Amazing idea. I guess user interfaces for websites could follow a similar route some day. You specify the parameter range for the appearance of a website and the system finds the appropriate settings for a given demographic/geographic segment/time of day.
Hey guys, I wrote something called Genetify that is designed to be a general-purpose, unobtrusive way to optimize any kind of content on a web page for any arbitrary goal. Check it out at http://demo.genetify.com .
I really do want to make this into an open-source project for everyone. There a lot of cool optimizations you could do with a web page once a goal has been defined. If you are interested, could you post something at least indicating your support on John's blog? I think it will be the de facto place to discuss the open-sourcing of Genetify.
Actually, I have been thinking a lot on this idea. It is called adaptive web design. Cluttered web pages can be made a lot less cluttered by adaptively removing elements which are rarely used. Plus the system can also automatically test variations in designs, colours, etc depending on the user profile.
My idea was to make a javascript library which when included would automatically analyze the page structure and make the pages adaptive without much of an effort from the developer. The only thing here is that heavy javascript processing would be required to modify pages on the fly. Or, this can also be done on the backend but that would require templatizing existing websites (which could further slow down adoption of this technique).
I think the coder of this service replied with a similar example. Apparfently he started from customizable js websites and did ads later. I hope he moves the website thing to an open source project.
I wrote the software behind SnapAds. Before that I wrote an optimizer service for web pages that operates on HTML, CSS or Javascript. Check it out at http://demo.genetify.com .
Let me know if there is any interest -- I'd like to open-source the project.

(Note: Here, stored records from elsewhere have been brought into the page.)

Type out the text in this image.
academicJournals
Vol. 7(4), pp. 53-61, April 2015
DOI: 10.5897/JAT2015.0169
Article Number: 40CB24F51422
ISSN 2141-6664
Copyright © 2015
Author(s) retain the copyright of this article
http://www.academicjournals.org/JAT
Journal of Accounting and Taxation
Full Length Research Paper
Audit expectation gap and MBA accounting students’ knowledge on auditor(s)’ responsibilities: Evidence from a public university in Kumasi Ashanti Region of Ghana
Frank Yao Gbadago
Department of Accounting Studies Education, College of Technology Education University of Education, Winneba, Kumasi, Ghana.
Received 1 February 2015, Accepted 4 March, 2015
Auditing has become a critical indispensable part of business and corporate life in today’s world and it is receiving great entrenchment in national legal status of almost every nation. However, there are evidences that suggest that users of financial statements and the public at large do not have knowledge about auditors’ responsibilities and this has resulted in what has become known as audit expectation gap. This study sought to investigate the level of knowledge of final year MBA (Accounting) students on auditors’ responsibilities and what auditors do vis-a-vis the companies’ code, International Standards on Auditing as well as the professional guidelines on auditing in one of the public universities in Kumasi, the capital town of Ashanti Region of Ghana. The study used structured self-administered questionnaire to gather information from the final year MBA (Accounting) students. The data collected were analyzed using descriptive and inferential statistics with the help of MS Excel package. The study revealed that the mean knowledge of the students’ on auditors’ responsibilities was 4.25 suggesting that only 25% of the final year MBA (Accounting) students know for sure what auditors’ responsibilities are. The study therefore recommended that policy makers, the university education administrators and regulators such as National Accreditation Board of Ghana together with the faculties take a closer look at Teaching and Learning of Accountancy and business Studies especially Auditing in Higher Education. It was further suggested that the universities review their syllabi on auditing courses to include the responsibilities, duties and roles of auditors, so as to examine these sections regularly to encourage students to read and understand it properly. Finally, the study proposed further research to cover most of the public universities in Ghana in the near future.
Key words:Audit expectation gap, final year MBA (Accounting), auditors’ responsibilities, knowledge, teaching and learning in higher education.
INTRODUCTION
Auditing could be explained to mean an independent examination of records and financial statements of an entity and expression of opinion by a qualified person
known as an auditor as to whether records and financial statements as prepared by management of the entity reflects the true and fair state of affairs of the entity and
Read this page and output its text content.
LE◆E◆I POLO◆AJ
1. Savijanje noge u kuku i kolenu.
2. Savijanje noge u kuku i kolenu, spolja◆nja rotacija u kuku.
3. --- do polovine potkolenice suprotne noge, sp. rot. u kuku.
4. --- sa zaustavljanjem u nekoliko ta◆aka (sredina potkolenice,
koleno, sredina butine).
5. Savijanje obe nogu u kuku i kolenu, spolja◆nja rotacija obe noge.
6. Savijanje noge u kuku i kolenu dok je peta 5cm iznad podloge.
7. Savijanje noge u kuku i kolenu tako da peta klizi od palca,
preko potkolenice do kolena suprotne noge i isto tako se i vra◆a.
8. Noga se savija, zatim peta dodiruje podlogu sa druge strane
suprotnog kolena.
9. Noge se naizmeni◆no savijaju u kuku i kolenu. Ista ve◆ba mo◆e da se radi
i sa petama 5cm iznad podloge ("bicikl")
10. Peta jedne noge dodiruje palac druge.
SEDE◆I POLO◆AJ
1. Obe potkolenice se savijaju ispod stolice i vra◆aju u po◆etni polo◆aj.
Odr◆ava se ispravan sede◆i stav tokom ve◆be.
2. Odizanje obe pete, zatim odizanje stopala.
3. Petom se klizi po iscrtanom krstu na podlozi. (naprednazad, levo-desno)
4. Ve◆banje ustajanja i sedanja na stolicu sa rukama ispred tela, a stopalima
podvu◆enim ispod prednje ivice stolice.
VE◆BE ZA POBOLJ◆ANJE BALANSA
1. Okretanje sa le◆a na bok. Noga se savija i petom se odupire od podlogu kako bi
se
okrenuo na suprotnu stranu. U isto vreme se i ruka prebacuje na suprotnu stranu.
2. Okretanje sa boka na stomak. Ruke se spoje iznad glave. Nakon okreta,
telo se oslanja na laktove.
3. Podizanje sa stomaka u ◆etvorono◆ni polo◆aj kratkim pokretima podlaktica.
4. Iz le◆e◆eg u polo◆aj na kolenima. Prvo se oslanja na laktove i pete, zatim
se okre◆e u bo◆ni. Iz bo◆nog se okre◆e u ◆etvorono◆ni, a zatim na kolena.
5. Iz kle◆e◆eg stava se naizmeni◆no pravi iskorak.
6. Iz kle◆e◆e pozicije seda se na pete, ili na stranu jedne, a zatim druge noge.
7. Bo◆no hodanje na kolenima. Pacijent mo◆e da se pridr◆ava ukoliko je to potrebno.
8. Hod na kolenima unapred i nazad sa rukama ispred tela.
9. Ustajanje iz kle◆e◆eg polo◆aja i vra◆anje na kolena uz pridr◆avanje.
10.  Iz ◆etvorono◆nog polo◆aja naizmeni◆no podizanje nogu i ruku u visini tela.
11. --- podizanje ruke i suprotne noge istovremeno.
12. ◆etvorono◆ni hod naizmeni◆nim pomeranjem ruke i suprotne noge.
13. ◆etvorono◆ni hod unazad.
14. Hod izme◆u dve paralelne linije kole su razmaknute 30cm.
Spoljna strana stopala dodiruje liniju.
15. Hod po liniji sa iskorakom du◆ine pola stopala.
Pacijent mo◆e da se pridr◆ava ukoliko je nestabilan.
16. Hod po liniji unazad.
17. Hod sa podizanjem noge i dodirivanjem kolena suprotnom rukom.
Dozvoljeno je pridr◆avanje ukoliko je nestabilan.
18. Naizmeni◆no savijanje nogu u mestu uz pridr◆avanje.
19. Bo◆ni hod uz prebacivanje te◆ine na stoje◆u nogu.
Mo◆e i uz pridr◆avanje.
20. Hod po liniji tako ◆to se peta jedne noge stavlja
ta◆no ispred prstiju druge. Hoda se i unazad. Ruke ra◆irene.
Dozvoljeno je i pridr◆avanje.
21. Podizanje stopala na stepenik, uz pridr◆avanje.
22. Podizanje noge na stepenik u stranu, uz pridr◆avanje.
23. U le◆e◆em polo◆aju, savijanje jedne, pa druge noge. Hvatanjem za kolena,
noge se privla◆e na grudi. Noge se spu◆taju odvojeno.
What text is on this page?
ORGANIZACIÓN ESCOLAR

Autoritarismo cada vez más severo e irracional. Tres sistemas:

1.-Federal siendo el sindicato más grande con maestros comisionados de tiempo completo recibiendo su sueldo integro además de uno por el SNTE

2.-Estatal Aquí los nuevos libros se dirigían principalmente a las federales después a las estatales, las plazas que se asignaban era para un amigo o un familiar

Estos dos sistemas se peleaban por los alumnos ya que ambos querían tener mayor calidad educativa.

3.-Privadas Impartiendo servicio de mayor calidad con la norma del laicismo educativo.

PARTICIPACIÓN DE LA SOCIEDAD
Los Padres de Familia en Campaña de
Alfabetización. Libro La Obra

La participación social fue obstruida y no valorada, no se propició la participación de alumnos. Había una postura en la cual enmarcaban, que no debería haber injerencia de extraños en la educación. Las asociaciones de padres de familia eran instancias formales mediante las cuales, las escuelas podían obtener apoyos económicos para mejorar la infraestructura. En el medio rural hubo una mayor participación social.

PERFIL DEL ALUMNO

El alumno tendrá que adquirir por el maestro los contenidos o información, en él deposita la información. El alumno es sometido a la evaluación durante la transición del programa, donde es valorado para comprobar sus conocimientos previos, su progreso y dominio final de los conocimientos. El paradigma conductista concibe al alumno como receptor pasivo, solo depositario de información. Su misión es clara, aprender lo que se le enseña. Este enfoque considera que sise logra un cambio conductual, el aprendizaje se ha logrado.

landing pages for user signups,
homepages for media websites (nytimes and other big blogs),
email campaigns,
product promotions and offers or even defining pricing if you do a saas company
as a point of clarification, the system greg's built goes much further than simple a/b testing. there are quite a few complications with implementing a genetic algorithm in the real world of constantly shifting preferences.
once done right, it can efficiently optimize millions of permutations with millions of ad impressions (<2000 clicks). more permutations means more chance for improvement, and this just isn't possible with a simple a/b testing solution.
Slightly off-topic...Just over three years ago I came up with names for my future products that all started with Snap. Only SnapLeague made it anywhere. But I still have other domains. I wish I hadn't named it like that though because Snap as a prefix and suffix is getting overdone now. Makes me wonder if I should rename an upcoming product to something other than what I had planned.
They don't actually. Ad agencies have people who do this stuff for a living (generating what they feel will be the optimal ads). Agencies have been held back by these people in a way, because they are naturally very resistive to someone telling them that a computer might be able to do their job better than they can, even if the end result may not be as aesthetically pleasing to them.
In terms of automating the variations, that can be done ahead of time with photoshop scripting/etc, and then leaving it up to the adserver's optimization algorithms to serve the best-performing creative.
you're talking a couple generations behind what we're doing. there is a huge difference between plugging 10 variations into an ad server and using a genetic algorithm to quickly and efficiently find a local (or global) maxima in a search space of over 1 billion possibilities with constantly shifting preferences.
smartads is also a very different product, very focused on offer optimization, with a rigid system that doesn't expand well beyond the specific verticals they've created templates for. most players in this space have fairly limited optimization abilities, ie a/b testing, which does not scale up.
We're actually working on both at the moment, and it's certainly not just a side project. Over time, the two companies will eventually each have an entirely dedicated staff.
I wish Google had an API to retrieve Adsense click data for specific ads, you could easily implement the same 'genetic optimization' process and drive your revenue to their max.
What's really needed is an open source version of this so that websites can integrate custom fitness functions.
Obviuously for something as easy as "clicks" this is trivial, but the real money will be made when you can integrate it into payment systems. The problem is that it's so easy to write your own that I doubt an open source one would get much traction.